Un ejercicio que utiliza los códigos de los géneros mencionados anteriormente para ofrecer una mirada lúcida acerca de los enfermizos modelos instaurados e impuestos de belleza y juventud eterna. Un relato nihilista bañado en los brillos fatuos y las luces de neón que ciegan y ocultan el vaciado emocional y espiritual de unas bellas carcasas vacías de amplia podredumbre interior. Todo ello representado a través de un ejercicio estilístico que potencia la superficialidad y acoge las formas artificiosas del mundo de la moda para criticar con sus propias herramientas dicha banalidad. Un universo que se transforma en su acto final en un descenso a las tinieblas que aúna el esteticismo vacuo de trabajos como El ansia (1983) de Tony Scott con el juego cromático de la Suspiria (1977) de Dario Argento, imbuida del espíritu de la figura de Elizabeth Bathory.
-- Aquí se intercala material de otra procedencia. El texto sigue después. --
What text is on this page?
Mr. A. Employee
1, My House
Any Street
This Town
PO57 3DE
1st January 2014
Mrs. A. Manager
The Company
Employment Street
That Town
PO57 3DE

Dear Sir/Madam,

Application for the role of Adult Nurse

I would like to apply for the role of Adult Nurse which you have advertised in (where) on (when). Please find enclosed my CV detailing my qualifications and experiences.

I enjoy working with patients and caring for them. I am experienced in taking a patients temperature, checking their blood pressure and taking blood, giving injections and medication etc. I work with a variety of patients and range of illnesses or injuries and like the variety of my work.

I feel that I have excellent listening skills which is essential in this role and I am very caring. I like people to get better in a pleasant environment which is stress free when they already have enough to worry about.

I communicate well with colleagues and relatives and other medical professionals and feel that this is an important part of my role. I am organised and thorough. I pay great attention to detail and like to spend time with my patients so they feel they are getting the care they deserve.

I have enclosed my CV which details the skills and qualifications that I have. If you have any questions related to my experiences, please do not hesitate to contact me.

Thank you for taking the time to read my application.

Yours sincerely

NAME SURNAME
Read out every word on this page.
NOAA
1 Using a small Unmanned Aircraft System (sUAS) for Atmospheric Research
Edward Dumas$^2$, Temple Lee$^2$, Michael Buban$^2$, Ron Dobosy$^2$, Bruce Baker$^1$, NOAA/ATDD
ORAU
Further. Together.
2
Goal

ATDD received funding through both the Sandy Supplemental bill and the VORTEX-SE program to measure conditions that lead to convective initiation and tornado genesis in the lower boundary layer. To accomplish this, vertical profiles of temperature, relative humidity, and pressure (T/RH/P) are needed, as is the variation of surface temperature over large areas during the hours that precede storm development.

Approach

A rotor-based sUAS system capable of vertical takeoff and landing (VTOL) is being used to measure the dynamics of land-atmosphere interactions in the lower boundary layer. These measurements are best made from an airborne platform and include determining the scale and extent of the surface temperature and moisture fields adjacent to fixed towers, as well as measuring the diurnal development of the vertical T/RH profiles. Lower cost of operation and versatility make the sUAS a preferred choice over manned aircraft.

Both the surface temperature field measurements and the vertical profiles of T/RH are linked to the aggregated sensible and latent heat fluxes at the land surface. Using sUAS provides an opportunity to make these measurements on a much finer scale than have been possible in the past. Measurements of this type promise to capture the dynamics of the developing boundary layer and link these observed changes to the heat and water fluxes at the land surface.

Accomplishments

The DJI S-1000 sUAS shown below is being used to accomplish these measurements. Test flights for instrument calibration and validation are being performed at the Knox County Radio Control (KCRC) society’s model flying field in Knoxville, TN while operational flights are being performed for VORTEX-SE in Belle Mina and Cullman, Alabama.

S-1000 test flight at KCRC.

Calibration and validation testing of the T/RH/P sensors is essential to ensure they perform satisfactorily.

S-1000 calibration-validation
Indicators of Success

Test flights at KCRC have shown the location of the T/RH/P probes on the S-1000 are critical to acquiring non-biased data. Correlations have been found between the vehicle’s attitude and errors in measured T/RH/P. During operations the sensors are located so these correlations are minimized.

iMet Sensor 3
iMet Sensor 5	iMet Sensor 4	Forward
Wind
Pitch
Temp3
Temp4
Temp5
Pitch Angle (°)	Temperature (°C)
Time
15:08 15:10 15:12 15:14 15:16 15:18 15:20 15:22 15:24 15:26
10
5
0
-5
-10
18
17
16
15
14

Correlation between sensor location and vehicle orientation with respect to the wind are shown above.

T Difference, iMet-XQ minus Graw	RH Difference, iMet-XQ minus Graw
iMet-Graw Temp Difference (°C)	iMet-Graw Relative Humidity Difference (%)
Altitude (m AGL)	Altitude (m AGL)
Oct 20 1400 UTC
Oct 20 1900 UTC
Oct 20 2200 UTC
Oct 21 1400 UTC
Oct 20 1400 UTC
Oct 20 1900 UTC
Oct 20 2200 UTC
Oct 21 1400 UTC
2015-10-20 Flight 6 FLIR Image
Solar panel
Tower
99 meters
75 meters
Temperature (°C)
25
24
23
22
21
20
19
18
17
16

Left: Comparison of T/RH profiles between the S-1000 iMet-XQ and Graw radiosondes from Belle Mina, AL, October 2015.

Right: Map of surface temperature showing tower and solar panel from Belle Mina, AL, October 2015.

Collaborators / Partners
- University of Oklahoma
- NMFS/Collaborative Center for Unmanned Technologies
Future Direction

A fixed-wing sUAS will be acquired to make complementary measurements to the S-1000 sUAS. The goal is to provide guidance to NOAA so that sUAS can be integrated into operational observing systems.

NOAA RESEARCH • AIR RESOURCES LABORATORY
Así, Drive, Solo Dios perdona y The Neon Demon conforman la trilogía fundamental refniana. El director danés ya no necesita mirar a sus amados referentes. Ya los ha integrado en su ideario y los ha convertido en suyos. A partir de ahí ha sido capaz de reformular un estilo personal que proviene de las múltiples fuentes expuestas anteriormente, pero convirtiéndose en único e intransferible. Más allá de un esteticismo vacuo, las formas del cine de NWR definen la obra. El estilo en NWR lo es todo. Y no hay mejor ejemplo que su más reciente trabajo, Too Old to Die Young, serial o película en diez partes estrenado en la plataforma Amazon Prime hace escasamente un mes. Cómputo global de sus filias y fobias, nuevo ejercicio de deconstrucción narrativa -en este caso concreto la narrativa serial- que aúna en su interior todos y cada uno de los elementos formales y discursivos de su trabajo precedente, en la que quizá sea la obra total de NWR, al igual que Twin Peaks The Return lo es para David Lynch. Al igual que la última obra del que es uno de sus maestros e influencias más reconocibles, NWR entrega un trabajo fuera de modas y convenciones provenientes de la nueva televisión, para dinamitar las maneras en las que estos productos son concebidos, estructurados y consumidos. Un ejercicio de dilatación temporal que subvierte completamente las expectativas de la audiencia, dejando en fuera de campo aquello que se sitúa en primera línea en las ficciones televisivas y poniendo en el centro del plano y la narrativa, aquello que en la ficción convencional se pierde entre los márgenes del montaje.
NWR demuestra en su trabajo definitivo que los aciertos de su trilogía de género han conseguido dejado atrás los titubeos de sus obras iniciales, siendo capaz de convertir su gusto por el esteticismo en elemento integrante y aglutinador de su discurso. Un discurso que se sustenta en tres pilares básicos: la integración de la alta y baja cultura sin distinciones ni jerarquías de ningún tipo, la disección de los perfiles masculinos tóxicos y la evolución de la mujer en el cine de género, partiendo de los códigos sexistas del mismo, para encumbrar la figura femenina como elemento fundamental para dejar atrás un pasado reaccionario que los géneros han potenciado.